Several years ago when I was several years into my advanced middle aged gardening career, I finally took a leap forward in my gardening efforts. For the first time ever I planted seeds. That may sound silly to you, but I’ve always found seeds a little scary. Plus I tend to be impatient. It’s so much easier just to go to the nursery and buy healthy little plants that someone else…who actually knew what they were doing, planted at just the right time for me to be able to pop them in the ground after the danger of frost is past. But that year I did it. The sunflowers that John loved were shooting straight up. The nasturtiums I love were flourishing. The morning glories didn’t fare so well…not enough sun, but they’re still created a bit of a show. Most of the years since that first taste, I’ve hardly been able to wait until following year to try again.
This week the readings are full of images and metaphors about growing things. In Ezekiel, God says he will take a sprig, a small tender sprig, from the top of a lofty cedar and plant it on the mountain height of Israel. And he promises that this little sprig will grow into a grand and noble tree that will shelter all kinds of birds. It will be a sign to all the other trees that he is the Lord. The psalmist picks up the theme when he likens those who are righteous to a tree. Such people will flourish and spread abroad. They will bear fruit even when they are old, and they’ll remain green and succulent. They will be a sign to all about the goodness of the Lord.
And finally, in the gospel Jesus tells two stories about seeds. The first one kind of speaks to my anxiety about starting seeds. He says that when you plant a seed, you just have to wait. And then, without a clue about what causes this wondrous thing to happen, the seeds sprout and grow and finally bear fruit. The farmer and you and I may know that certain things are important like good soil and enough water and some sun and warmth, but what happens in the darkness under the soil remains a mystery. The second story highlights the disconnect between the size of some seeds…he uses the example of a mustard seed…and the plant they end up producing. Like God speaking through the prophet Ezekiel many years before, Jesus emphasizes the sheltering of creatures.
So what in the world does a cedar sprig have to do with you and me today? What bearing does a mustard shrub have in your life or mine? All of this “plant” talk is actually kingdom talk. The Ezekiel passage is about God establishing the kingdom of Israel. The parables Jesus tells are about the kingdom of God.
I find myself wondering if all this plant talk is a way to help us think differently about kingdom. Kingdom is a political term for most of us. Governments may or may not have a monarch at their head, but the issues of power and who wields it and to what end exist in every nation and tribe. From the simplest to the most complex form of governance, it matters who has power, and it matters how they use that power. But God who is, in fact, all powerful, wants you and me to imagine a different kind of kingdom. God wants us to desire a kingdom where even the frailest of creatures is embraced and held safe and close, a kingdom which is not about “what’s in it for me,” but trusting that God will provide all that is needed.

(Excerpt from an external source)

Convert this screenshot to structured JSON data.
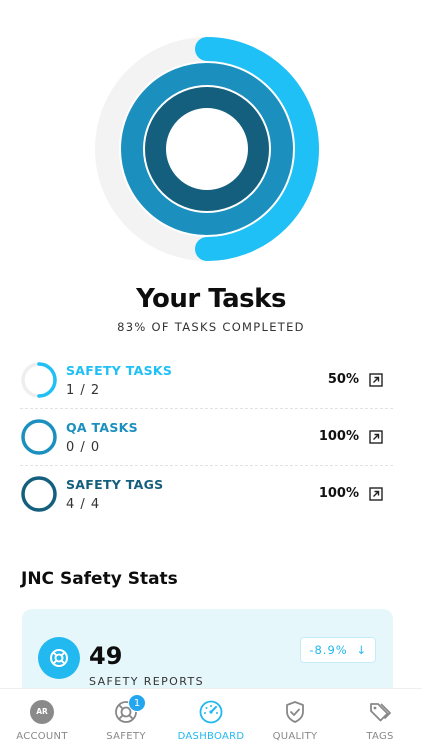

And that would be the kingdom of God. I think one of the gravest errors you and I fall into from time to time is equating the kingdom of God with the afterlife, with heaven, a place we hope we’ll go when we die. But the kingdom of God is about now. It is yesterday and today and tomorrow and the day after that. It’s about trusting God’s goodness enough today to be willing to risk something. In the prayer for today we ask the “we may proclaim [God’s] truth with boldness, and minister [his] justice with compassion.” Speaking the truth boldly is risky business because the truth may offend the comfortable and it will definitely threaten the corrupt. If you don’t believe me, just read the newspaper. And justice tempered with compassion is just as risky. If you don’t believe me, recall how moved you and I are when someone who’s been grievously wronged seeks leniency for the very one who wronged them. And people who seek justice for the poor and the dispossessed are often ridiculed or even endangered even to the point of death themselves.
Each and every one of us carries within us the seed of the kingdom of God. We don’t really believe it, and we can’t really imagine it, but who we are and how we are can have a profound effect on this world. The depth of our inability to nurture and grow that “seed” of the Divine planted in each of us for the good of the whole world was eloquently captured by the great South African leader Nelson Mandela in his inaugural address as the first black man elected president of South Africa. Listen to what he said.
Our deepest fear is not
that we are inadequate.
Our deepest fear is that
we are powerful beyond measure.
It is our light, not our darkness,
that most frightens us.
We ask ourselves, who am I to be brilliant,
gorgeous, talented, fabulous?
Actually, who are you not to be?
You are a child of God.
Your playing small
does not serve the world.
There is nothing enlightened about shrinking so
that other people
will not feel insecure around you.We are all meant to shine, as children do.
We were born to make manifest
this glory of God that is within us.
It’s not just in some of us; it’s in everyone.
And as we let our own light shine,
we unconsciously give other people permission
to do the same.As we are liberated from our own fears,
our presence automatically liberates others.